Francis and his predecessors have issued strong calls for global economic structural reforms before, but Thursday night’s address to the poor of Bolivia went above and beyond. “The future of humanity does not lie solely in the hands of great leaders, the great powers and the elites,” he said. “It is fundamentally in the hands of peoples and in their ability to organize. It is in their hands, which can guide with humility and conviction this process of change. I am with you.”
If his September address to the U.S. Congress looks anything similar, House Speaker John Boehner and leaders of both parties might regret their invitation to the 78-year-old Jesuit pontiff. Here are the four foundations of his revolution.
1. Land, lodging, and labor are “sacred rights.” In what is perhaps his boldest claim to date, Pope Francis argued that everyone has a God-given right to have a job, to own land, and to have a home. This, of course, is neither the promise nor goal of current economic systems established in the U.S. and around the globe. This also goes well beyond the traditional social teaching of the Catholic Church, which argues for the dignity of work, but doesn’t go as far to say that everyone has a God-given right to have a job.
2. People—not profits—must be the center of the global economy.Lambasting unbridled capitalism as a “subtle dictatorship” and the “dung of the devil,” Francis argued that when the “unfettered pursuit of money rules,” that “the service of the common good is left behind.” Francis called on the people to counter this: “Let us say no to an economy of exclusion and inequality, where money rules, rather than service. That economy kills. That economy excludes. That economy destroys Mother Earth.”

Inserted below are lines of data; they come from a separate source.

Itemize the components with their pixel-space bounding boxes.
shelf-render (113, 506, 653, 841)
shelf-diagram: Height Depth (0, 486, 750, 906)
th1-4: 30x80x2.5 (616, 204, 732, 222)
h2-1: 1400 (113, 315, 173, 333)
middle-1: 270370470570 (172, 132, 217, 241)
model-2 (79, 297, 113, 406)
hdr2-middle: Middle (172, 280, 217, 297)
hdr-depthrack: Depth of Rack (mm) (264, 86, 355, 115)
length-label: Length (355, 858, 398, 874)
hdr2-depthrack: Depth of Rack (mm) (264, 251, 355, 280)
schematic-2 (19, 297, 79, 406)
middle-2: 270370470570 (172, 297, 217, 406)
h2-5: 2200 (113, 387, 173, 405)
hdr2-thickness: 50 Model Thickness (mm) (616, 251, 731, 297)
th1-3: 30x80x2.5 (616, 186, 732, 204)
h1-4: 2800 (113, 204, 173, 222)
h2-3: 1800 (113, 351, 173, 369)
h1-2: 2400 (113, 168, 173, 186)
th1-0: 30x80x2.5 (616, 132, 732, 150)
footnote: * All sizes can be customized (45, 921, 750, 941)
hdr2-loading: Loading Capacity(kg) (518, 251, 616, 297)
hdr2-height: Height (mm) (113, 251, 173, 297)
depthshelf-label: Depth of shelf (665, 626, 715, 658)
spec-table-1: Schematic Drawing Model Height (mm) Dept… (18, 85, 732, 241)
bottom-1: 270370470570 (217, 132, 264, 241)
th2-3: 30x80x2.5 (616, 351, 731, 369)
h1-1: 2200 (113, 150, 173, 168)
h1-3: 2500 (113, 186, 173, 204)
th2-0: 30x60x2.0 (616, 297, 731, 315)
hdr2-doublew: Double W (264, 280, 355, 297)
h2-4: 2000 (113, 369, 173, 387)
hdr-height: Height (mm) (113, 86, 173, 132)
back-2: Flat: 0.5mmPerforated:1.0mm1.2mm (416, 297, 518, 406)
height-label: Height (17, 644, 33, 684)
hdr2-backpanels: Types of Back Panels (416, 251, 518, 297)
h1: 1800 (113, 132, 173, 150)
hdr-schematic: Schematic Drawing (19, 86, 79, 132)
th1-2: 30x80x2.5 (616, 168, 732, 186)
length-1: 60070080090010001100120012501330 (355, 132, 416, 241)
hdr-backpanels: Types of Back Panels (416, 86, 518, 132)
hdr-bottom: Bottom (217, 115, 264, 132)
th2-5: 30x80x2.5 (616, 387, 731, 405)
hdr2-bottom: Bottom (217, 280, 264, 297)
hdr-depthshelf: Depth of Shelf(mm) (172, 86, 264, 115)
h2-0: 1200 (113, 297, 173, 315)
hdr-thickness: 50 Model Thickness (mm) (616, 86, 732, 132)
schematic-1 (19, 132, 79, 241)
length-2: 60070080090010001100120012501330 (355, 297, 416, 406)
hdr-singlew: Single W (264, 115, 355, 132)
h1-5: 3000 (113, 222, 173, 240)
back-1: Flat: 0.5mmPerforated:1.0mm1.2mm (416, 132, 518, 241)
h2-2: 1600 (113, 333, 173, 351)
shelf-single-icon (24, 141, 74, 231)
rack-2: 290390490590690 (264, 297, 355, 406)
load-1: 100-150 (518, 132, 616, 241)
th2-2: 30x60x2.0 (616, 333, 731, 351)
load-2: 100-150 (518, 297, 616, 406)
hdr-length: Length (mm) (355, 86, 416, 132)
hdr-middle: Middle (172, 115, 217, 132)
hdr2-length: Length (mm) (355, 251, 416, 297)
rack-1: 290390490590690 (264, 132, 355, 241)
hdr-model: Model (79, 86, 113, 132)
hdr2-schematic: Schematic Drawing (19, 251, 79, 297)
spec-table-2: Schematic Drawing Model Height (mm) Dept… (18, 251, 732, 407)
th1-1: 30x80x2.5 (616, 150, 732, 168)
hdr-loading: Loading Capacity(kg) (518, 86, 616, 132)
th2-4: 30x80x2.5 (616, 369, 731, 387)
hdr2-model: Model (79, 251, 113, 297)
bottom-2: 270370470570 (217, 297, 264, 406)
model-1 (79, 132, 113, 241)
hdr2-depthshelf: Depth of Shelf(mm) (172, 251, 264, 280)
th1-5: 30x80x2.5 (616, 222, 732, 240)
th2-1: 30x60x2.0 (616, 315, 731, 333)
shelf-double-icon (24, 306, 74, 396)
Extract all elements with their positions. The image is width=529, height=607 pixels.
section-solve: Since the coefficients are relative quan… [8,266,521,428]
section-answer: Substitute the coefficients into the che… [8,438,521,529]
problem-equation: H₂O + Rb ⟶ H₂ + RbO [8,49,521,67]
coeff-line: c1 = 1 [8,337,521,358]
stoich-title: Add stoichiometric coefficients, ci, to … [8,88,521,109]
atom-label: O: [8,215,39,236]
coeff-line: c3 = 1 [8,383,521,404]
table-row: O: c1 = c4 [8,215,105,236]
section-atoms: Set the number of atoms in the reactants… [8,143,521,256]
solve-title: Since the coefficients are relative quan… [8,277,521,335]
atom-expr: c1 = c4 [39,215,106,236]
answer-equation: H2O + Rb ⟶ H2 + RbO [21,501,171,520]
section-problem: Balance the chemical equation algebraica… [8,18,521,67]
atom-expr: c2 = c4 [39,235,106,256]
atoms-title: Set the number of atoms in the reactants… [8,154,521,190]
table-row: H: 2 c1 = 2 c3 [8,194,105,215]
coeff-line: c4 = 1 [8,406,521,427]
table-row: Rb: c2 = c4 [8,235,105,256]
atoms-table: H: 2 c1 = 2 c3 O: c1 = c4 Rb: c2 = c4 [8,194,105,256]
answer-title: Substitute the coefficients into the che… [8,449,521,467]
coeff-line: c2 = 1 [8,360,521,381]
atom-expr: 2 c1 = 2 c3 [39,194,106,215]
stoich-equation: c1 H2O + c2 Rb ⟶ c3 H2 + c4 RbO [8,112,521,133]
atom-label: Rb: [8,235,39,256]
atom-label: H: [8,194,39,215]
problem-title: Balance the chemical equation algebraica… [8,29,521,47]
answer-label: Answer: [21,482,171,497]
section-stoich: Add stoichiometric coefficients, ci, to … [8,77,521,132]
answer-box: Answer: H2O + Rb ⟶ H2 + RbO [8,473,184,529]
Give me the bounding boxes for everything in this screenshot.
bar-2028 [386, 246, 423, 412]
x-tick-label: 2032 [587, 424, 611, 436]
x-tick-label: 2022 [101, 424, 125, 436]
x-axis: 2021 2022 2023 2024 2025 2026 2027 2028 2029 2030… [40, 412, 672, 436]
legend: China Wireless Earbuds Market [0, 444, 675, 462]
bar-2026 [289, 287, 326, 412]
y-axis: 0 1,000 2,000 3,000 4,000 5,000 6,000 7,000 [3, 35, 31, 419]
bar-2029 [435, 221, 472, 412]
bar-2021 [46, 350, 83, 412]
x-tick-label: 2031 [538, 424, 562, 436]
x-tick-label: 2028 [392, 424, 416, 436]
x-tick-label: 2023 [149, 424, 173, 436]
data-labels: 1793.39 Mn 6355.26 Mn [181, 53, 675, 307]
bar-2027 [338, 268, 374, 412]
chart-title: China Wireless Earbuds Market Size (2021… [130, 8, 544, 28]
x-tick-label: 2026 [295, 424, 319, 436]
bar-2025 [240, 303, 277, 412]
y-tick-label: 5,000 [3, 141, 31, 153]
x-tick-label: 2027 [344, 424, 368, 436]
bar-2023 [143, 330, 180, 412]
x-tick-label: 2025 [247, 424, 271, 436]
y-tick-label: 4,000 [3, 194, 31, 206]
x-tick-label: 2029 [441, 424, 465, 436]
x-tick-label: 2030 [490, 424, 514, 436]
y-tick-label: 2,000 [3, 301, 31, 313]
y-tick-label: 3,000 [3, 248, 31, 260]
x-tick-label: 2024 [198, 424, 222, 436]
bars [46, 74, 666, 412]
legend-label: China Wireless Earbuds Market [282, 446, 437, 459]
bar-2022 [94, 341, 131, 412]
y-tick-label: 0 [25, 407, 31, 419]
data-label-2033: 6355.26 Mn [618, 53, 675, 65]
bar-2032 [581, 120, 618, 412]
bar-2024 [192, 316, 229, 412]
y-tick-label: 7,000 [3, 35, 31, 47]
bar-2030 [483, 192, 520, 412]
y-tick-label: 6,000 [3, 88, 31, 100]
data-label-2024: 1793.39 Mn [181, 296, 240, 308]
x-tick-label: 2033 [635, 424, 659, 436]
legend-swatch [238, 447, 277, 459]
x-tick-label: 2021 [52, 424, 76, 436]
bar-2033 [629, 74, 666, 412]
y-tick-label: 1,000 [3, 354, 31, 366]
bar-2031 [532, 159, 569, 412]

3. We can’t wait for change. In his recent encyclical, Pope Francis said that, “doomsday predictions” about the environment “can no longer be met with irony or disdain.” On Thursday, he argued the same could be said of economic injustices: “Time, my brothers and sisters, seems to be running out; we are not yet tearing one another apart, but we are tearing apart our common home.” To address this economic situation, Francis argued that people must not be afraid to say “we want change.”
4. Lasting change must begin from below. The pope argued that structural change won’t be the “result from any one political decision.” Change from below works, the pope said, because when people get “caught up in the storms of people’s lives,” they are deeply moved and compelled to act.
Pope Francis’s speech didn’t reek of socialism, communism, or Marxism, but of a radical commitment to the Gospel of Jesus Christ. “Working for a just distribution of the fruits of the earth and human labor is not mere philanthropy,” the pope said. “It is a moral obligation. For Christians, the responsibility is even greater: it is a commandment. It is about giving to the poor and to peoples what is theirs by right.”
If Pope Francis can sway Congress on this idea, then perhaps the world will begin to believe what so many of the poor already know: Francis truly is the vicar of that poor man who came two millennia ago to save his people.